Kaisinger Thomas  |  Mitterlehner Matthias

Das Bundesfinanzgericht hat sich unlängst mit der Frage der anteiligen Gewinnzurechnung zur russischen Betriebsstätte eines österreichischen Unternehmens auseinandergesetzt. Das Unternehmen war konkret mit dem Projekt Review und Projekt Management im Zusammenhang mit dem Um- und Ausbau eines Papierwerkes in Russland beauftragt. Ein wesentlicher Streitpunkt war, ob die Kosten für die vom österreichischen Stammhaus beauftragten und bezahlten Subunternehmer der ausländischen Betriebsstätte oder dem inländischen Stammhaus zuzurechnen sind.

Aufgrund der interessanten Fragestellungen bzw deren grundlegende Bedeutung für die Besteuerungspraxis in Zusammenhang mit Auslandsbetriebsstätten informieren wir Sie zunächst über die Kerninhalte dieses konkreten Rechtsmittelverfahrens, um die Gerichtsentscheidung sodann noch einer kritischen Würdigung aus unserer Sicht zu unterziehen:

Der Rechtsmittelfall

Sachverhalt und Problemstellung

Ausgangspunkt des Verfahrens war der Körperschaftsteuerbescheid 2009. Im Zuge einer Außenprüfung im Jahr 2011 wurde die vom geprüften Unternehmen angewandte „gemischte Methode“ zur Ermittlung des Betriebsstättengewinns (betreffend „Projekt Review“ und „Projekt Management“ im Zusammenhang mit dem Um- und Ausbau eines Papierwerkes in Russland) abgelehnt und daraufhin ein Bescheid über die Wiederaufnahme des Verfahrens sowie ein abgeänderter Körperschaftsteuerbescheid erlassen. Unbestritten war im gegenständlichen Fall, dass das beschwerdeführende Unternehmen durch seine Tätigkeit in Russland eine „Betriebsstätte“ im ertragsteuerlichen Sinne begründet hatte. Das beschwerdeführende Unternehmen hatte der Betriebsstätte im Wesentlichen das gesamte Projektergebnis zugerechnet, abzüglich einer Provision iHv 15 % für die Vertriebsleistungen durch das Stammhaus. Im Rahmen der Betriebsprüfung wurde die sohin relativ hohe Gewinnzurechnung zur ausländischen Betriebsstätte zugunsten des inländischen Stammhauses korrigiert. Das BFG hatte sich folglich vor allem mit der Frage der Gewinnabgrenzung auseinanderzusetzen:

Die Entscheidung des Bundesfinanzgerichts (BFG 1.8.2017, RV/4100134/2012)

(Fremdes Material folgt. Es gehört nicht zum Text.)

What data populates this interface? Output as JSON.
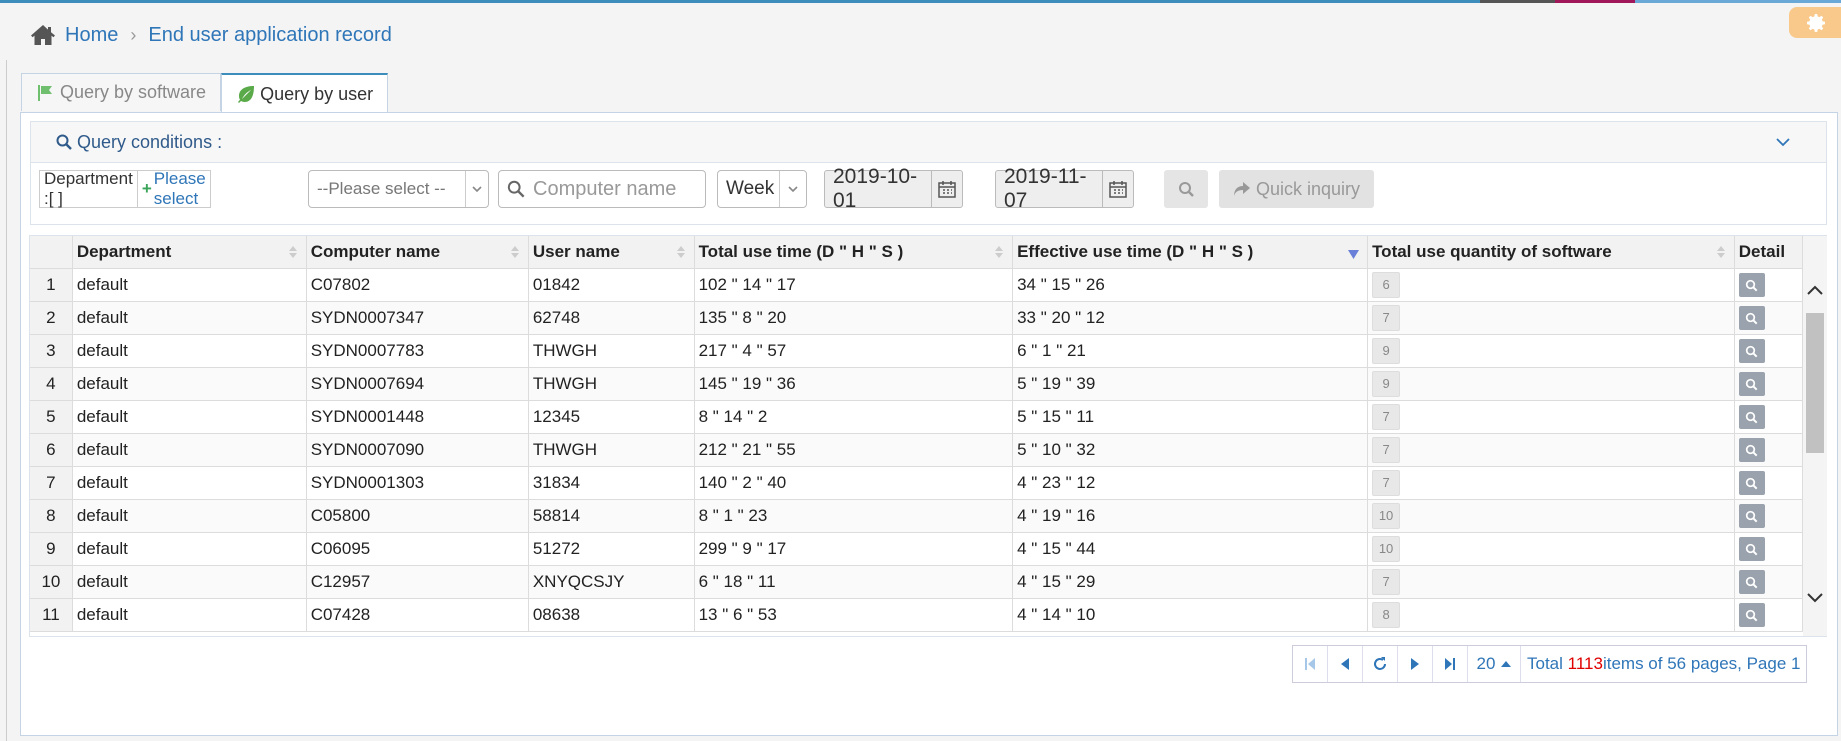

- Gewinnabgrenzung zwischen Stammhaus und Betriebsstätte

Um die Frage der Gewinnabgrenzung zu klären, verwies das BFG zunächst ganz allgemein auf den auch im Doppelbesteuerungsabkommen zwischen Österreich und Russland verankerten Fremdverhaltensgrundsatz (Artikel 7 Abs 2 DBA-Russland): Demnach werden einer Betriebsstätte jene Gewinne zugerechnet, die sie hätte erzielen können, wenn sie eine gleiche oder ähnliche Tätigkeit unter gleichen oder ähnlichen Bedingungen als selbständiges Unternehmen ausgeübt hätte und im Verkehr mit dem Unternehmen, dessen Betriebsstätte sie ist, völlig unabhängig gewesen wäre. Die Betriebsstätte sei demnach wie ein Subunternehmer des österreichischen Stammhauses anzusehen, welchem ein fremdübliches Honorar für die Leistungen vor Ort zu gewähren ist. Da im vorliegenden Fall keine expliziten Grundlagen für die Ermittlung eines fremdüblichen Honorars vorliegen, sei dieses gemäß § 184 BAO zu schätzen.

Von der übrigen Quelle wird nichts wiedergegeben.